Ты оставил нас слушать свои последние стихи, переведенные Музой Павловой и Акпером за время твоего отсутствия. Что и говорить – слушать стихи мы остались с удовольствием. Стихи твои уже жили во мне.
Ты слушал переводы напряженно, просил повторить строки, которые не понял или не принял. Ничего не существовало для тебя в этот момент, только стихи. Слушая их, ты в такт покачивал головой. Лоб твой взмок, покрылся капельками пота, пальцы пришли в движение, что-то беспорядочно перебирали, трогали, мяли, словом – нервничали.

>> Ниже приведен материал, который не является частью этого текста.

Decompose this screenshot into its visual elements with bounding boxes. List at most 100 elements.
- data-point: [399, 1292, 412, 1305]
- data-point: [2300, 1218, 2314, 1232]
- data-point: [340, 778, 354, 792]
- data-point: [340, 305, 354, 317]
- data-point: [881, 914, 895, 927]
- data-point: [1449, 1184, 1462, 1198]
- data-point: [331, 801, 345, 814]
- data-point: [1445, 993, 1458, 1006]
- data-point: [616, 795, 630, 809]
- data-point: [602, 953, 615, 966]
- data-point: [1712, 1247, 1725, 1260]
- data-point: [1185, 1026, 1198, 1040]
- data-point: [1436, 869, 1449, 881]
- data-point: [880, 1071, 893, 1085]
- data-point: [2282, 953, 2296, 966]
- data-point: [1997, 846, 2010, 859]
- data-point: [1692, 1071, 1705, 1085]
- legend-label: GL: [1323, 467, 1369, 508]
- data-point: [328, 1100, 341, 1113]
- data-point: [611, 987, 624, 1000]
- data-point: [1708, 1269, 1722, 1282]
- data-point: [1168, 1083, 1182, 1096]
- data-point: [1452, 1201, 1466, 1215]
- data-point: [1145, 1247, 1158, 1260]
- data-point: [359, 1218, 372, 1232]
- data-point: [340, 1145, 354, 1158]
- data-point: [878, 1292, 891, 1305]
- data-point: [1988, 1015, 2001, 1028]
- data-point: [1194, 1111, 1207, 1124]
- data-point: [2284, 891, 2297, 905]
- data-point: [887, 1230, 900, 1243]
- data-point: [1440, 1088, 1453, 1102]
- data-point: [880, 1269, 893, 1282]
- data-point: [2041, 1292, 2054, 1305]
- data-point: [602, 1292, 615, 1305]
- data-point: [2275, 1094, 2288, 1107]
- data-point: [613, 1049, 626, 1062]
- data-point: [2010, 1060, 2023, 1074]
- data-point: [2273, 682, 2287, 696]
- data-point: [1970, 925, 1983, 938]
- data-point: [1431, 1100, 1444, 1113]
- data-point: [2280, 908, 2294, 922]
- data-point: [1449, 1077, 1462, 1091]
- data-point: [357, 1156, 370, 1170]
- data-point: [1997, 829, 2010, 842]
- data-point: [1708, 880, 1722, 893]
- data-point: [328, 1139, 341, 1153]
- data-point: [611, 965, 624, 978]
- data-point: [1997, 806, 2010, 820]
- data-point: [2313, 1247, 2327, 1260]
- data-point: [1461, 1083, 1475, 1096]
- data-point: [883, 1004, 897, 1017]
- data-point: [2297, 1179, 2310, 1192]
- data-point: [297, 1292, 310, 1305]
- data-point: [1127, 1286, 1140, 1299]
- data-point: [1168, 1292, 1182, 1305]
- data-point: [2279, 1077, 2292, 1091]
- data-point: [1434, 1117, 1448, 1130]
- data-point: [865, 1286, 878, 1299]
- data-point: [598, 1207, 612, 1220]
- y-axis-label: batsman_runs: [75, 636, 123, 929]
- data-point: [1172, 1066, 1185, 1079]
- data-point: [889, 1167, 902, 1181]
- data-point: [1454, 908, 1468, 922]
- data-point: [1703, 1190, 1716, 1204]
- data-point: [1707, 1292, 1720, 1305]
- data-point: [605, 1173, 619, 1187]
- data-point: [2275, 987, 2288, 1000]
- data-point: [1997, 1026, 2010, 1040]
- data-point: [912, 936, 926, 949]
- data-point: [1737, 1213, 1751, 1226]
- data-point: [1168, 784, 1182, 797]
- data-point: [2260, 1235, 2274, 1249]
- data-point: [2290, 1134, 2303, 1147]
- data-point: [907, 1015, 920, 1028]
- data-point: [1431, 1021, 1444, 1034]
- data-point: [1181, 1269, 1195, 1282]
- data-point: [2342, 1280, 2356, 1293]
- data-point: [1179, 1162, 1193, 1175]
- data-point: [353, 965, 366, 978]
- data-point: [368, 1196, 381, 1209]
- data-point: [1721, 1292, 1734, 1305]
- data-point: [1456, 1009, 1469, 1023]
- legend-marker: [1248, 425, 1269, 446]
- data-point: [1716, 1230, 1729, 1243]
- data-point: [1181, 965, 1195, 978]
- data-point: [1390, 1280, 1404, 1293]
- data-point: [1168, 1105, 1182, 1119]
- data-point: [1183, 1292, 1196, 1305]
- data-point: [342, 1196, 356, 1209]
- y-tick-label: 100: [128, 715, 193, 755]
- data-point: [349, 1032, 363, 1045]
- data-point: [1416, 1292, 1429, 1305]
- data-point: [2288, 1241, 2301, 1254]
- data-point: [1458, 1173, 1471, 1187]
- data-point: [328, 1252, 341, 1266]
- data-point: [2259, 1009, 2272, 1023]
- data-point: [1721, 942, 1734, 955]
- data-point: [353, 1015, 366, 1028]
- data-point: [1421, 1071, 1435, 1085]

Муза читала ровно, спокойно, донося каждое слово:Родина, родина,
не осталось на мне
даже шапки работы твоей,
ни ботинок,
носивших дороги твои.
Твой последний пиджак из бурской материи
износился давно на спине…
В том варианте перевода строка о ботинках сначала была иной: привычной, правильной – «ни дорог, носивших ботинки твои». Ты сразу прервал чтение, стал объяснять, что у тебя написано наоборот. Очень волновался. Тебе все казалось, что ты недостаточно внятно говоришь, поэтому ты постоянно обращался за поддержкой к Акперу. Быстро скороговоркой объяснял ему свою мысль по-турецки, чтобы Акпер помог растолковать заложенный в строку смысл.